People generally like status quo. When life is not perfect, but doesn't become worse. The thing is - people also hate growing and entrenching elite whose power is represented by parties who generally represent that option (and who press out anyone else trying to present a better version of it).

Ultimately people feel that power as something they want to free themselves from, and thus vote for those who promise destructive action.

Anyway, let's not forget that the last 4 years, despite the emotion in the media, were with Biden-Harris, not with Trump. All those nice things they promised - those really can only be done after year 2024, no way to try before it, right?

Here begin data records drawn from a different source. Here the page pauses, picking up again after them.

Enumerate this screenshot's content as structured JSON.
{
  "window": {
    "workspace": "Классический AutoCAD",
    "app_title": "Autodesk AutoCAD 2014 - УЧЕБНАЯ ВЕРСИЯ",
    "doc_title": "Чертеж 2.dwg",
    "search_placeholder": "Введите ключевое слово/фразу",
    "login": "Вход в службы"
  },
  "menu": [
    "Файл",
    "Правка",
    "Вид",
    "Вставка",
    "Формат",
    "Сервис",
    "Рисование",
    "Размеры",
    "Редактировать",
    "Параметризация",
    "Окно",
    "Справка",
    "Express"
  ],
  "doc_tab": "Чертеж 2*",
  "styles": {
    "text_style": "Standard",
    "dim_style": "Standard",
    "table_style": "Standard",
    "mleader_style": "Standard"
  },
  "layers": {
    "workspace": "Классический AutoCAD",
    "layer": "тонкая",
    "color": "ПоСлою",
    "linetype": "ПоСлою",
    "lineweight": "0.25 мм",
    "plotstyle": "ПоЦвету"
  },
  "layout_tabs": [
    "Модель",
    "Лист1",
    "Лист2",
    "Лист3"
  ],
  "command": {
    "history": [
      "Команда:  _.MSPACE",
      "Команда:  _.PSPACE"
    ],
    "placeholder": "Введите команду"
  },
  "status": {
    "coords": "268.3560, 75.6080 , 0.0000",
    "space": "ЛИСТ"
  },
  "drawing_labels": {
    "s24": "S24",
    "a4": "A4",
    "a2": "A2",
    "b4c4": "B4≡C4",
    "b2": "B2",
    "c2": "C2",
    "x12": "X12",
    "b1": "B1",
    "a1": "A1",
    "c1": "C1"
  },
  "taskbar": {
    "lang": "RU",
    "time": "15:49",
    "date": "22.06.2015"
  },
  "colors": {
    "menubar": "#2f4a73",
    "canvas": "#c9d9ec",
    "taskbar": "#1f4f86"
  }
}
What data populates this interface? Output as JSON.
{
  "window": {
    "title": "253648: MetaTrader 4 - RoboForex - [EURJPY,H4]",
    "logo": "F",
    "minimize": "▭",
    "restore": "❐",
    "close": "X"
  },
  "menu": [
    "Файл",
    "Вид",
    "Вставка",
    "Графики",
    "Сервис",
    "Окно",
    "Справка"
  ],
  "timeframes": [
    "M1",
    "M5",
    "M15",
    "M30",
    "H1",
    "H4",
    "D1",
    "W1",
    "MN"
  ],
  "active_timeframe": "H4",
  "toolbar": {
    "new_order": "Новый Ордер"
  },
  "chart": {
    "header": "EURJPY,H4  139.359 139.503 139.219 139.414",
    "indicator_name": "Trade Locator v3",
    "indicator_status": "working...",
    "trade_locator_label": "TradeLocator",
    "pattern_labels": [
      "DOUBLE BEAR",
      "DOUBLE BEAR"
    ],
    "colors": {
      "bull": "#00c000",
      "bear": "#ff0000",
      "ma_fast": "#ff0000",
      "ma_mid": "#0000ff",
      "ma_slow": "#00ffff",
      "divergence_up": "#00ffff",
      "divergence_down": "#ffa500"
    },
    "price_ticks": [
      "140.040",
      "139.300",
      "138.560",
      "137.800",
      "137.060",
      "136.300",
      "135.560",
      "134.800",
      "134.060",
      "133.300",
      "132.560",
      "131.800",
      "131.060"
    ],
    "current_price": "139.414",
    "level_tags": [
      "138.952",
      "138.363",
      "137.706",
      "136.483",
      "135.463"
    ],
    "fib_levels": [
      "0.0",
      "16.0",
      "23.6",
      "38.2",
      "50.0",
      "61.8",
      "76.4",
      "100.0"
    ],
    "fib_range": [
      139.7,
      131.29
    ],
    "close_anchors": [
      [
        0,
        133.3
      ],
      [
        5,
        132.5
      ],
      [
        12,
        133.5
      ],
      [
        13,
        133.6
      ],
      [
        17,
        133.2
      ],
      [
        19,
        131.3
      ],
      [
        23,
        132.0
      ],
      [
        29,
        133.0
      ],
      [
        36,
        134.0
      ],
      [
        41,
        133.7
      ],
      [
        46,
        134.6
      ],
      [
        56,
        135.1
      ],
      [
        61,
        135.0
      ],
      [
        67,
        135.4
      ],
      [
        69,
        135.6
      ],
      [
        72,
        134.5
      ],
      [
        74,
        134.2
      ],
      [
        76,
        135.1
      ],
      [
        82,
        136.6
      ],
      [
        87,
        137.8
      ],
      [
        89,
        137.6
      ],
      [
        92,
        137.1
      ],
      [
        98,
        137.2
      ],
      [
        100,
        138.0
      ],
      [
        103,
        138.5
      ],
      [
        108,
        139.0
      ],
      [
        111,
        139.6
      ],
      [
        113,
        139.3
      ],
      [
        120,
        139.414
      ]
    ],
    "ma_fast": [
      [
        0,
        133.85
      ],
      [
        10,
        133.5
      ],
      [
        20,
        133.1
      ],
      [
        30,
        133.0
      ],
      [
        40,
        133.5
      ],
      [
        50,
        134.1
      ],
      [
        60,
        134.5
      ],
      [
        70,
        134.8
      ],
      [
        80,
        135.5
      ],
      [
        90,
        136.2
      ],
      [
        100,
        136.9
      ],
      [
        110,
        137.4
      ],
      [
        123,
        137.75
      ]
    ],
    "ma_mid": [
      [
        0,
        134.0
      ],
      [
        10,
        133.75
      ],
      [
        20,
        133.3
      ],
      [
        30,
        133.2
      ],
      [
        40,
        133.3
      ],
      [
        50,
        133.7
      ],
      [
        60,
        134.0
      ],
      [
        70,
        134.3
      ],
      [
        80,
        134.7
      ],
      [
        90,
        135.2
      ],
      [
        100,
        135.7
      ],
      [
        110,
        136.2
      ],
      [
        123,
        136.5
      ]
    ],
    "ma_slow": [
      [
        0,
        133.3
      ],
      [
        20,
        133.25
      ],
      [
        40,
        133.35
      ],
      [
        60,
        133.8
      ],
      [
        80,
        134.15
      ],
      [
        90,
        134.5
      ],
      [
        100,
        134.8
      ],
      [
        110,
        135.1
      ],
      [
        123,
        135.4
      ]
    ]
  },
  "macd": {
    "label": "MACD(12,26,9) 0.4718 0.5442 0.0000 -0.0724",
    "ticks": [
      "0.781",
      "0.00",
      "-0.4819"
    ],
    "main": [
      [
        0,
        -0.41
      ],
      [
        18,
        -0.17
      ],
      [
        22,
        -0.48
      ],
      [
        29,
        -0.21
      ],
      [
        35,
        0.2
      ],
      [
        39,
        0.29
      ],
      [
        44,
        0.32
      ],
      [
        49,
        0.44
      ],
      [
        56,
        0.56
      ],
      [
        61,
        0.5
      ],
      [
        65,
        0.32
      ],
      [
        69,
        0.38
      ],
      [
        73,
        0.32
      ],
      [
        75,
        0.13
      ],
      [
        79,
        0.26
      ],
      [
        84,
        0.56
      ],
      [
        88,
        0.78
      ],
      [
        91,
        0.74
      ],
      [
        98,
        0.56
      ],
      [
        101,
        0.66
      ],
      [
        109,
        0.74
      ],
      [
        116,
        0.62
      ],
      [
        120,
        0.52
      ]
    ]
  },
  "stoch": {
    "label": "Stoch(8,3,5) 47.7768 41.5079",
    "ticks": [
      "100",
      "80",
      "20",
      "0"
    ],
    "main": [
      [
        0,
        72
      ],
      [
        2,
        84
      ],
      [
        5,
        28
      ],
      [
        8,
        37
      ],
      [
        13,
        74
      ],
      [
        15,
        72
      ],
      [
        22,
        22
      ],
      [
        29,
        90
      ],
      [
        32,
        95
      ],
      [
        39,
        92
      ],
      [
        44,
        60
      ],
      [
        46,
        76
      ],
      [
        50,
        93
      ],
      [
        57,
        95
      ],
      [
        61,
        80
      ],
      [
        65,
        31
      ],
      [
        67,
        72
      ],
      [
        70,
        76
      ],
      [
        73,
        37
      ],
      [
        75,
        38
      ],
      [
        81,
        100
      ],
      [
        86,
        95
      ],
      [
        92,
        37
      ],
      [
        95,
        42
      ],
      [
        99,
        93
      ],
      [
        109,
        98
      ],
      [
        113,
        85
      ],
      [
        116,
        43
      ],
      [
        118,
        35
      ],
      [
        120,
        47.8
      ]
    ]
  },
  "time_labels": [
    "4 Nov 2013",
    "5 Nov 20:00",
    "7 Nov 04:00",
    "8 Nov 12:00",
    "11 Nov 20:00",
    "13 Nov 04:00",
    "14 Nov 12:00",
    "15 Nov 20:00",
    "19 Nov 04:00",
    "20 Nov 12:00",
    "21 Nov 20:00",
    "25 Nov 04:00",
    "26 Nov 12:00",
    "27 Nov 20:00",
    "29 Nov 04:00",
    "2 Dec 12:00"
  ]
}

And Trump, despite all the scary promises, is not going to break too many things either. The difference between these parties is not as big as it would seem.

Also he attracted RFK. RFK, other than being an antivaxxer, is almost leftist. OK, not leftist, but a normal Democrat, one can say. That may mean a bit of moderation. That's if he gets any real influence and has not been just fooled for votes.

[–] skulkingaround@sh.itjust.works 2 points 5 hours ago* (last edited 5 hours ago) (3 children)

Important to note here, the status quo is the status quo for a reason. Incremental evidence based change happens slowly. It cannot happen fast, and that's good. Slow is stable. The clear vision is "the system we have but marginally better tomorrow. And then the day after tomorrow, marginally better than that." It's foolish to vote for anyone who promises drastic change, left, right, up, or down. It's a trick. It's like changing 5 variables at once in a science experiment and expecting any sort of result better than random chance. We don't have a perfect system but rolling the dice on a wannabe fascist dictator is obviously not the way forward if you have two brain cells to run together, but an alarming amount of people seem to just not get it.

[–] ECB 21 points 5 hours ago (1 children)

Just look at history though and you'll see that most significant changes (both bad and good) happen abruptly and it's often a bit messy.

Unfortunately it's just the way that humans work

[–] Skiluros@sh.itjust.works 9 points 4 hours ago

Exactly. It's like the (apocryphal?) quote.

There are decades where nothing happens; and there are weeks where decades happen.

[–] Deceptichum@quokk.au 7 points 4 hours ago

That does not reflect history at all. Changes are often big, sudden, and violent. They may simmer for years before hand but they go off fast.

[–] killingspark 11 points 5 hours ago

That's only helpful if you feel like there have actually been improvements over the last few years/decades.

A lot of people feel like crime is constantly rising, morals in general are not being valued anymore and that the economy is constantly in decline. Mixed with a widespread believe that most politicians are bought anyways.

These feelings aren't rooted in facts but they are there and they make it difficult to simultaneously believe in gradual improvement.